Fei Huang scite author profile

A/J and C57BL/6 J (B6) mice share a mutation in Cdh23 (ahl allele) and are characterized by age-related hearing loss. However, hearing loss occurs much earlier in A/J mice at about four weeks of age. Recent study has revealed that a mutation in citrate synthase (Cs) is one of the main contributors, but the mechanism is largely unknown. In the present study, we showed that A/J mice displayed more severe degeneration of hair cells, spiral ganglion neurons, and stria vascularis in the cochleae compared with B6 mice.
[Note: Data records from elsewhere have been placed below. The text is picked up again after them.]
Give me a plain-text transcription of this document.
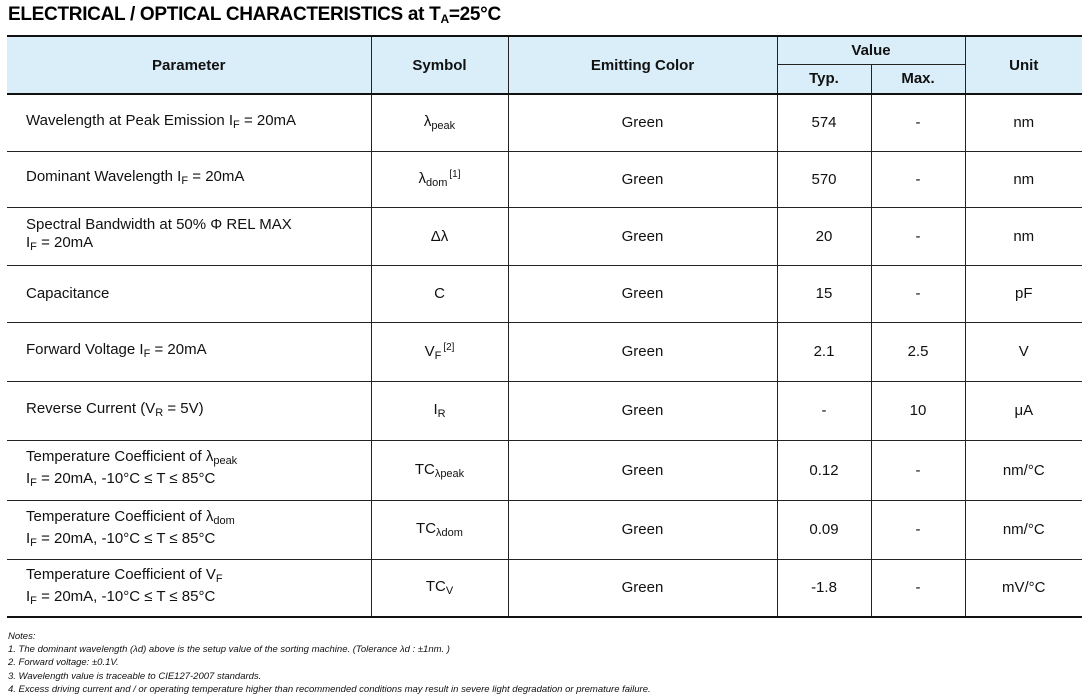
ELECTRICAL / OPTICAL CHARACTERISTICS at $T_A=25^\circ C$
Parameter	Symbol	Emitting Color	Value		Unit
			Typ.	Max.	

Wavelength at Peak Emission $I_F = 20mA$	$\lambda_{peak}$	Green	574	-	nm

Dominant Wavelength $I_F = 20mA$	$\lambda_{dom}[1]$	Green	570	-	nm

Spectral Bandwidth at 50% Φ REL MAX
$I_F = 20mA$	Δλ	Green	20	-	nm

Capacitance	C	Green	15	-	pF

Forward Voltage $I_F = 20mA$	$V_F[2]$	Green	2.1	2.5	V

Reverse Current $(V_R = 5V)$	$I_R$	Green	-	10	μA

Temperature Coefficient of $\lambda_{peak}$
$I_F = 20mA$, -10°C ≤ T ≤ 85°C	$TC_{\lambda peak}$	Green	0.12	-	nm/°C

Temperature Coefficient of $\lambda_{dom}$
$I_F = 20mA$, -10°C ≤ T ≤ 85°C	$TC_{\lambda dom}$	Green	0.09	-	nm/°C

Temperature Coefficient of $V_F$
$I_F = 20mA$, -10°C ≤ T ≤ 85°C	$TC_V$	Green	-1.8	-	mV/°C
Notes:
1. The dominant wavelength (λd) above is the setup value of the sorting machine. (Tolerance λd : ±1nm. )
2. Forward voltage: ±0.1V.
3. Wavelength value is traceable to CIE127-2007 standards.
4. Excess driving current and / or operating temperature higher than recommended conditions may result in severe light degradation or premature failure.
Moreover, messenger RNA accumulation levels of caspase-3 and caspase-9 in the inner ears of A/J mice were significantly higher than those in B6 mice at 2 and 8 weeks of age. Immunohistochemistry localized caspase-3 expression mainly to the hair cells, spiral ganglion neurons, and stria vascularis in cochleae. In vitro transfection with Cs short hairpin RNA (shRNA) alone or cotransfection with Cs shRNA and Cdh23 shRNA significantly increased the levels of caspase-3 in an inner ear cell line (HEI-OC1). Finally, a pan-caspase inhibitor Z-VAD-FMK could preserve the hearing of A/J mice by lowering about 15 decibels of the sound pressure level for the auditory-evoked brainstem response thresholds. In conclusion, our results suggest that caspase-mediated apoptosis in the cochleae, which may be related to a Cs mutation, contributes to the early onset of hearing loss in A/J mice.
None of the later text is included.